The campsite, and probably all 140,000 square miles of the BWCA, wore bridal white. Brocade, lace, floss, and fluff-the tents, the gear, the hulls of the two canoes, every pine needle, clump of moss, and boulder were gilded with frost.

He watched his breath condense, then tatter off gently in the still air; he estimated the temperature at 34 degrees. He was not distracted by the beautiful fantasy spun in the trees. They were still twenty miles from Ely traveling on water cold enough to kill them.
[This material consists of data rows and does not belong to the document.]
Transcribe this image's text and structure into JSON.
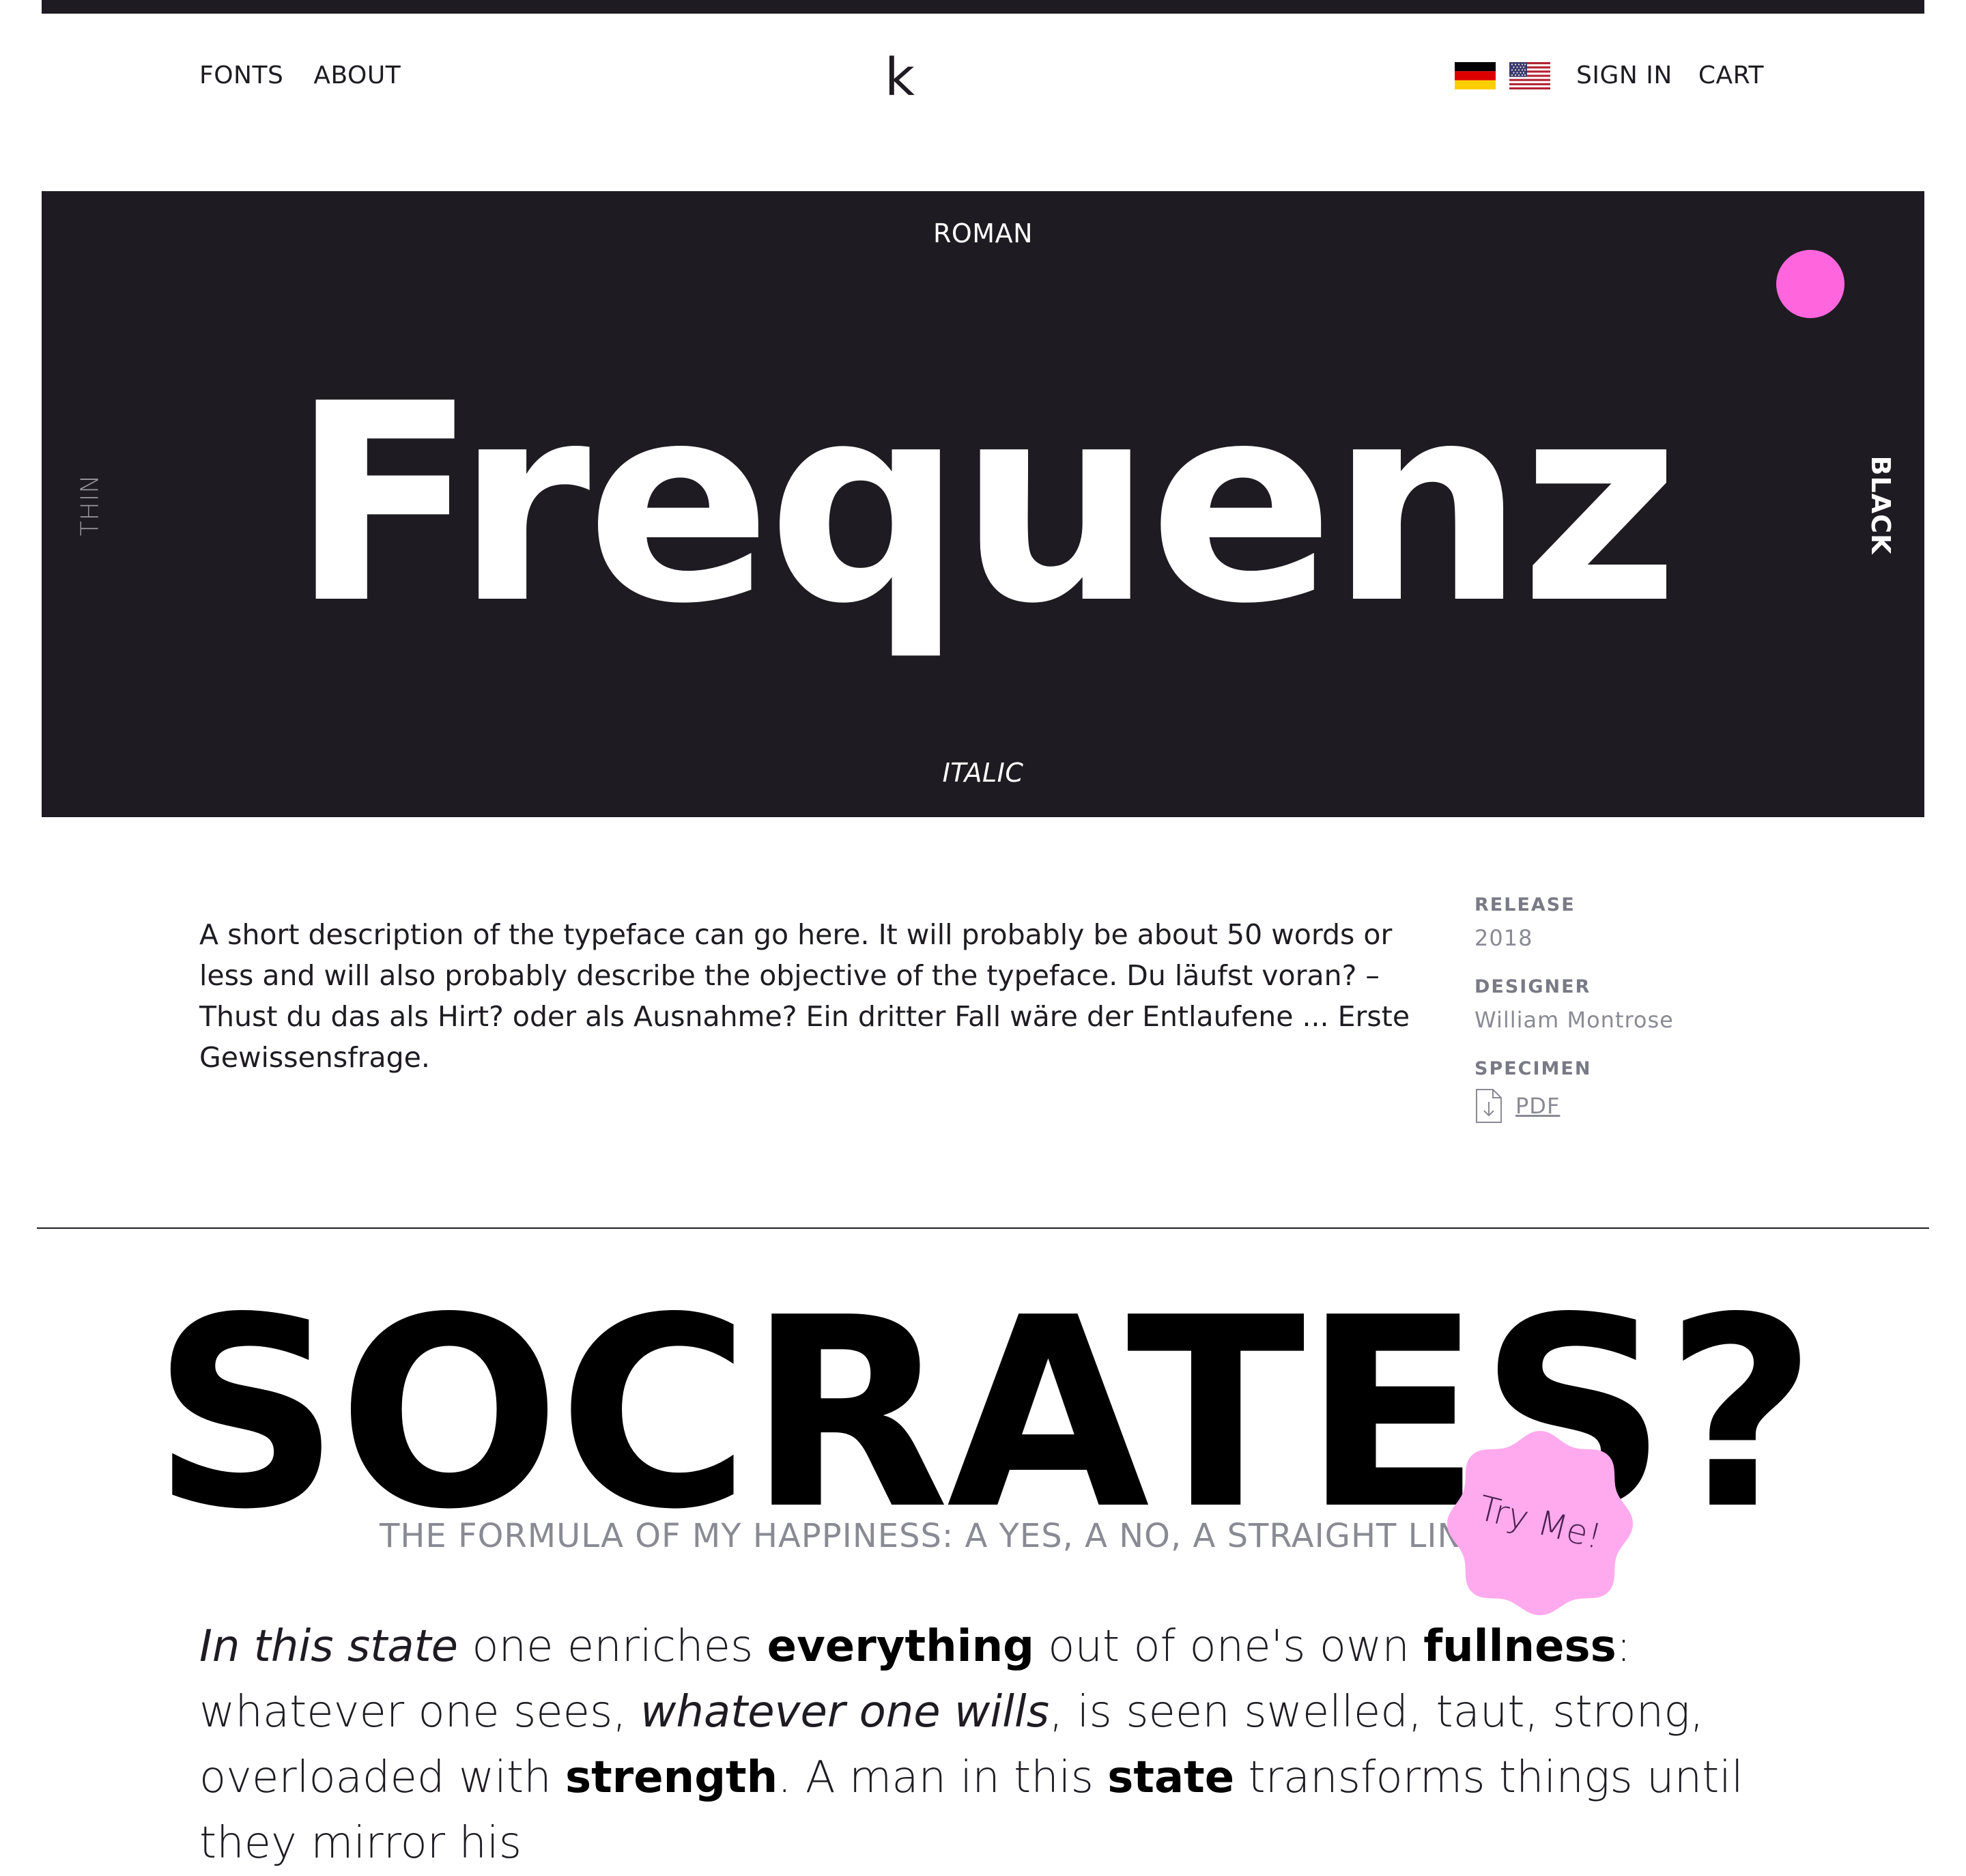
{
  "header": {
    "nav_left": [
      "FONTS",
      "ABOUT"
    ],
    "logo": "k",
    "nav_right": [
      "SIGN IN",
      "CART"
    ],
    "languages": [
      "german-flag-icon",
      "us-flag-icon"
    ]
  },
  "hero": {
    "title": "Frequenz",
    "top_label": "ROMAN",
    "bottom_label": "ITALIC",
    "left_label": "THIN",
    "right_label": "BLACK",
    "background": "#1e1c22",
    "accent": "#ff66dd"
  },
  "about": {
    "description": "A short description of the typeface can go here. It will probably be about 50 words or less and will also probably describe the objective of the typeface. Du läufst voran? – Thust du das als Hirt? oder als Ausnahme? Ein dritter Fall wäre der Entlaufene ... Erste Gewissensfrage.",
    "release_label": "RELEASE",
    "release_value": "2018",
    "designer_label": "DESIGNER",
    "designer_value": "William Montrose",
    "specimen_label": "SPECIMEN",
    "specimen_link": "PDF"
  },
  "specimen": {
    "heading": "SOCRATES?",
    "subtitle": "THE FORMULA OF MY HAPPINESS: A YES, A NO, A STRAIGHT LINE,",
    "badge": "Try Me!",
    "badge_color": "#ffaaee",
    "body": {
      "s1": "In this state",
      "s2": " one enriches ",
      "s3": "everything",
      "s4": " out of one's own ",
      "s5": "fullness",
      "s6": ": whatever one sees, ",
      "s7": "whatever one wills",
      "s8": ", is seen swelled, taut, strong, overloaded with ",
      "s9": "strength",
      "s10": ". A man in this ",
      "s11": "state",
      "s12": " transforms things until they mirror his"
    }
  }
}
But Broker had to grin. Even with hypothermia as a risk, Sommer’s cell phone became an issue with his buddies because it violated the first rule of the wilderness, which was: You are on your own. Allen and Milt wanted a clean break with the hyperconnected world they’d left behind. Sommer wasn’t impressed by such purist conceits. Older, crusty, he’d pointed out that he’d once spent a year sleeping on the ground, and he’d muttered a few profane references to the 101st Airborne and 1969 and a place Allen and Milt had never heard of called the Ashau Valley, and he would bring his goddamn cell phone, thank you very much.

So.

Broker toed a hoary clump of grass. Maybe the sun would come out and melt this fairyland. And maybe it wouldn’t. If this cold snap continued they’d have to be careful.
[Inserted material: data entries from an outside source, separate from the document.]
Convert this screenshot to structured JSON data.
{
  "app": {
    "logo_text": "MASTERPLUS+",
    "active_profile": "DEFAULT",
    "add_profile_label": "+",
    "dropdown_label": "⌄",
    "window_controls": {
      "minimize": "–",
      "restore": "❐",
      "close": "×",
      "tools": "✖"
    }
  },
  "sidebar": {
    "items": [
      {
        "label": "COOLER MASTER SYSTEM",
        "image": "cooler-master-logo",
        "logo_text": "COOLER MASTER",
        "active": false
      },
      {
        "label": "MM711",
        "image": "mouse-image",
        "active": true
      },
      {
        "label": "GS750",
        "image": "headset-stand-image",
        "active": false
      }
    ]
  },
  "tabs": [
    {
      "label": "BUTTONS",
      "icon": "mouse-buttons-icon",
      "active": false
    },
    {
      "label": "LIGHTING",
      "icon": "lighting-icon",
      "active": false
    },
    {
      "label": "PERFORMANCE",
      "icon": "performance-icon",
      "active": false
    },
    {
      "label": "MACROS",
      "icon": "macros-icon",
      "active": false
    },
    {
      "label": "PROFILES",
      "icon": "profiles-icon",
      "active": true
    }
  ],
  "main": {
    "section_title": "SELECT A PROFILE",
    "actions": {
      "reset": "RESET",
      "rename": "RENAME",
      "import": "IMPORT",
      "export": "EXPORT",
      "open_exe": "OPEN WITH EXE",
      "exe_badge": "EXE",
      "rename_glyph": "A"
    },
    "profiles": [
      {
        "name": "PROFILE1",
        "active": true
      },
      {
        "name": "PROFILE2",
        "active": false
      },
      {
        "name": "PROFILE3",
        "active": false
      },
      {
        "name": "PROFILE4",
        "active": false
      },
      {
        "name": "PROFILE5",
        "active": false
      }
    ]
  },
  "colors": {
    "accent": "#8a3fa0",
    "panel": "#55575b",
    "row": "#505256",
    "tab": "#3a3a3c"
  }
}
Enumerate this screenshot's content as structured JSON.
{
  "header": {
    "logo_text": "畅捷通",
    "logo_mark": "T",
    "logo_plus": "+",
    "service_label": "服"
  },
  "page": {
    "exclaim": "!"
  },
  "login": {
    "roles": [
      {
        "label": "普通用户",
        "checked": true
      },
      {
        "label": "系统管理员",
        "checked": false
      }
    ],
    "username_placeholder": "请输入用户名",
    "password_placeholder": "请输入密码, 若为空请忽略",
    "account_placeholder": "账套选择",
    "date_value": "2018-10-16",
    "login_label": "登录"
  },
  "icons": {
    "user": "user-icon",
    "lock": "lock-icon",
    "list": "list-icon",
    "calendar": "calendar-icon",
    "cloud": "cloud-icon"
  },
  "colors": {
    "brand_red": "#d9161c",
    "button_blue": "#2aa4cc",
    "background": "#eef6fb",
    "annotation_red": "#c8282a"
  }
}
He stirred the banked coals in the fire pit, added tinder, and built up the fire. Then he placed his boots near the flame to thaw. He walked a hundred yards into the brush to where he’d hoisted the food packs on the branch of a tall spruce beyond the reach of prowling black bears. He carried the packs back to the campfire and set out utensils and ingredients for breakfast.

You could still drink from the lakes along the Canadian border, so he took the coffeepot to the shore, poked through a wafer of shore ice, and filled it. Then he scooped up a handful and brushed his teeth. A few minutes later he had a blue flame hissing on the small Coleman camp stove.

He stretched, rotated his neck, and gauged the stiffness in his back and shoulders from two days of paddling and portaging. Starting to show streaks of gray in his forty-seventh autumn, Broker still looked like he could knock a man down or pick a man up, and like he wouldn’t talk about it either way. His dark, bushy eyebrows met over the bridge of his nose, his eyes were quiet gray-green, and he wore his thick, dark hair trimmed just over his ears. At six feet tall and 190, he was ten pounds over his best weight. A few more days on the trail would pound down the kinks and trim off the flab. But he had to admit, as he scanned the white solitude, that he was starting to feel his age. For the last two years his chief workout had been chasing his daughter around.